Agneepath. Sarkar. Kaante. Players. Aradhana. Sholay. Sangharsh. A never-ending list. In case you think we are listing our favourite Bollywood films, you’re wrong. Listing copied, unoriginal films is a more tiring job.

Why only films? Posters. Songs. Trailers. We might lose track of such “inspired” creations from Bollywood. When we dig in and look for an answer, we are only surprised.

India produces second highest number of films in a year, in the world. We don’t run short of film schools. None can blame our youngsters that they lack imagination and creativity. Then what’s it with copying? Short cuts, easy access to fame, or simply cutting off on hard work?

A good number of foreign films with relevant storylines, subtle performance of actors and sharp technicalities go unnoticed every year, at least by the Indian audience. Most of the times the reason being, they don’t smell sufficient audience here and therefore don’t forecast good business prospect either. However, the debate lies within the question whether a filmmaker is expected to take advantage of such instances.

 

 

We have remakes of almost all products. In the post globalisation era where almost everything is commercialised, one might consider films as products too; and in a way, that’s true. It requires investment (this is without underestimating the independent filmmakers who work with very less fund), it is a source of earning of many, and we expect a Return On Investment here. But, there’s something more to it. Unlike any other product where you only need to assemble a few pieces of hardware or create chemical reactions between two ingredients, films need sensitivity, sixth sense, creativity and most of all, eyes to see. India is a country of 130 crore people where most of us see what we believe. Who dares to underestimate a film’s potential to reach out to the mass? Shouldn’t our filmmakers be a little more couscous towards a film’s immense power to make or break opinions? The sentiment of the mass?

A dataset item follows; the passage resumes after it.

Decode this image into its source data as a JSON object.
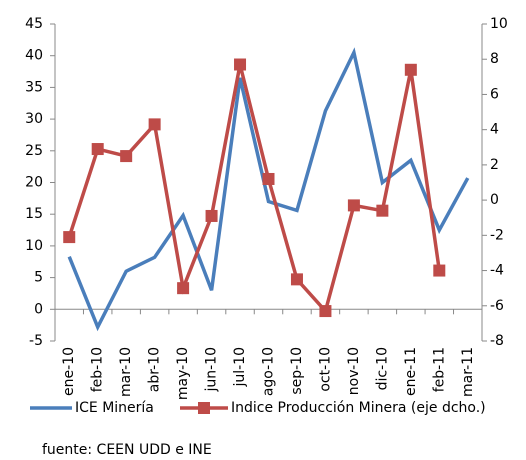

One might ask, what’s the harm? None. You are free to pick up a film, get “inspired” from it and make a by-product of it. You’re simply depriving yourself of the joy that comes out of creating something original. It doesn’t end there though. We live in a global village where sitting in India one can catch a Russian film or Sitting in USA, one can find a film from middle East. Thus, it’s super easy for us to find out the source of your “inspiration”, you know? The media mocks at you. We, the viewers, make fun of you. But how does that matter to you? You’ve already started getting “inspired” for your next piece of gem.

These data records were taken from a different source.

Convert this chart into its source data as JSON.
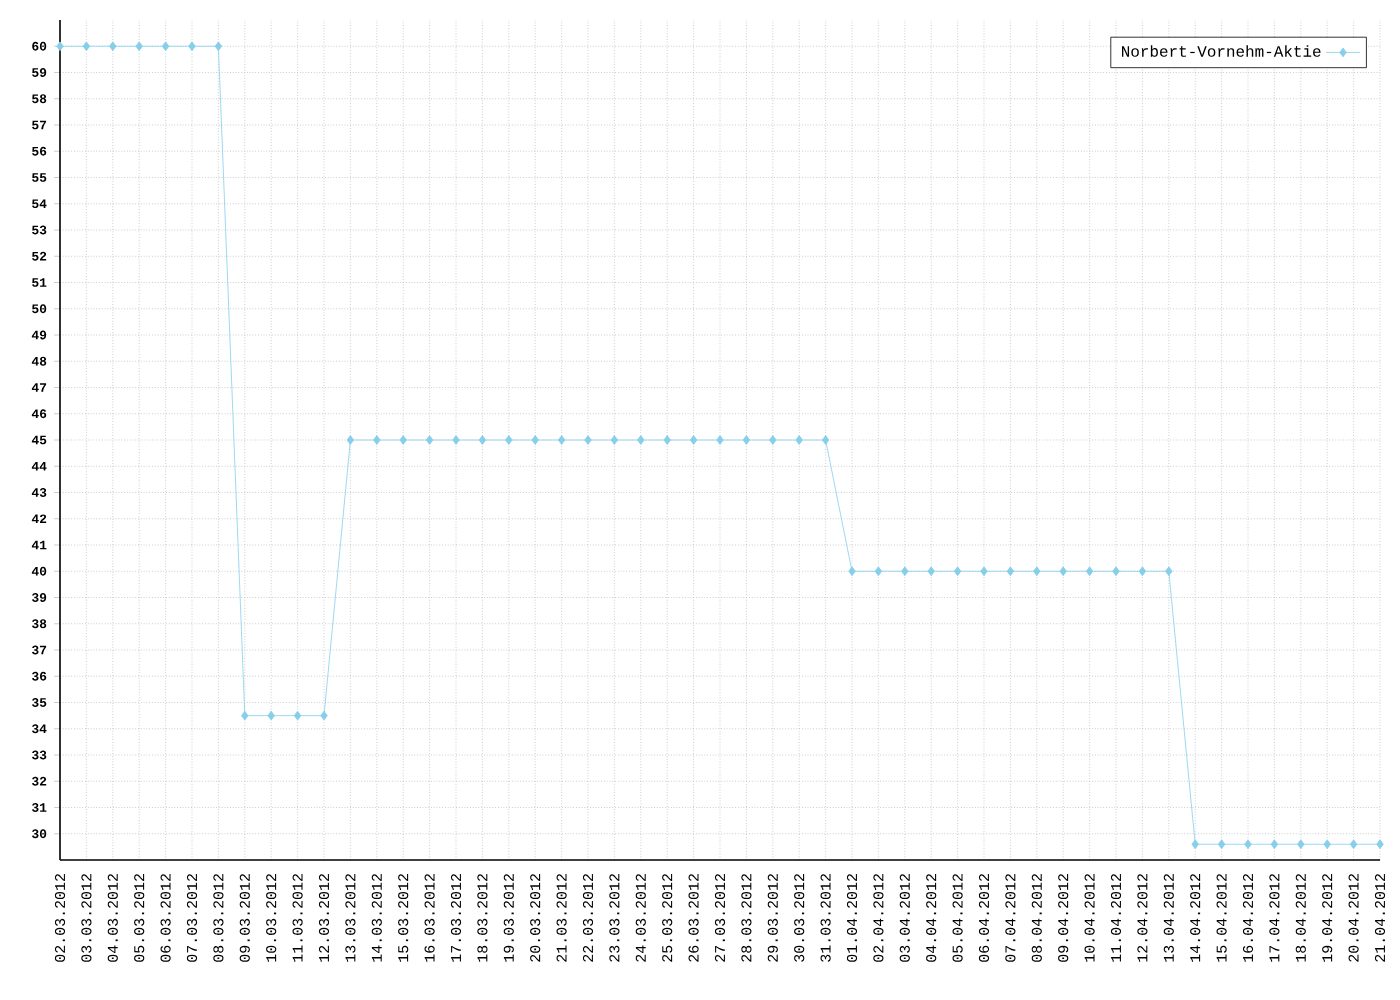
{
  "chart_data": {
    "type": "line",
    "categories": [
      "02.03.2012",
      "03.03.2012",
      "04.03.2012",
      "05.03.2012",
      "06.03.2012",
      "07.03.2012",
      "08.03.2012",
      "09.03.2012",
      "10.03.2012",
      "11.03.2012",
      "12.03.2012",
      "13.03.2012",
      "14.03.2012",
      "15.03.2012",
      "16.03.2012",
      "17.03.2012",
      "18.03.2012",
      "19.03.2012",
      "20.03.2012",
      "21.03.2012",
      "22.03.2012",
      "23.03.2012",
      "24.03.2012",
      "25.03.2012",
      "26.03.2012",
      "27.03.2012",
      "28.03.2012",
      "29.03.2012",
      "30.03.2012",
      "31.03.2012",
      "01.04.2012",
      "02.04.2012",
      "03.04.2012",
      "04.04.2012",
      "05.04.2012",
      "06.04.2012",
      "07.04.2012",
      "08.04.2012",
      "09.04.2012",
      "10.04.2012",
      "11.04.2012",
      "12.04.2012",
      "13.04.2012",
      "14.04.2012",
      "15.04.2012",
      "16.04.2012",
      "17.04.2012",
      "18.04.2012",
      "19.04.2012",
      "20.04.2012",
      "21.04.2012"
    ],
    "series": [
      {
        "name": "Norbert-Vornehm-Aktie",
        "color": "#87ceeb",
        "values": [
          60,
          60,
          60,
          60,
          60,
          60,
          60,
          34.5,
          34.5,
          34.5,
          34.5,
          45,
          45,
          45,
          45,
          45,
          45,
          45,
          45,
          45,
          45,
          45,
          45,
          45,
          45,
          45,
          45,
          45,
          45,
          45,
          40,
          40,
          40,
          40,
          40,
          40,
          40,
          40,
          40,
          40,
          40,
          40,
          40,
          29.6,
          29.6,
          29.6,
          29.6,
          29.6,
          29.6,
          29.6,
          29.6
        ]
      }
    ],
    "ylim": [
      29,
      61
    ],
    "yticks": [
      30,
      31,
      32,
      33,
      34,
      35,
      36,
      37,
      38,
      39,
      40,
      41,
      42,
      43,
      44,
      45,
      46,
      47,
      48,
      49,
      50,
      51,
      52,
      53,
      54,
      55,
      56,
      57,
      58,
      59,
      60
    ],
    "grid": true,
    "legend": "top right",
    "marker": "diamond",
    "line_style": "solid"
  }
}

Day by day, the number of serious viewers is growing; which is a great news. They expect original content from the filmmakers. While you copy, also remember that you’re responsible for creating a legacy for the next generation. The coming generation is going to watch and learn from what we create and leave for them. If there’s nothing original that we are leaving, we are paving ways to them towards intellectual poverty, an intellectual void. Ask yourself, is that healthy?

On the contrary, we have those people who’re trying their best to do well in experimental films. With minimum funds, limited equipment and never ending enthusiasm, they try to come up with new concepts. If the big shots sitting on the top of the industry who have access to maximum resource choose to gift us with only second hand stuff, why do we spend money to buy their films at all? Isn’t that an unequal distribution of wealth as well?

It’s like, growing adult is a process. For Indian cinema, the process started with the pioneers in parallel cinema; Satyajit Ray, Shyam Benegal, Adur Gopalakrishnan. Since then we’ve taken a lot of pride on the legacy we are blessed with, but have added very little to it.

Adulthood is knocking at the door. Embrace into it.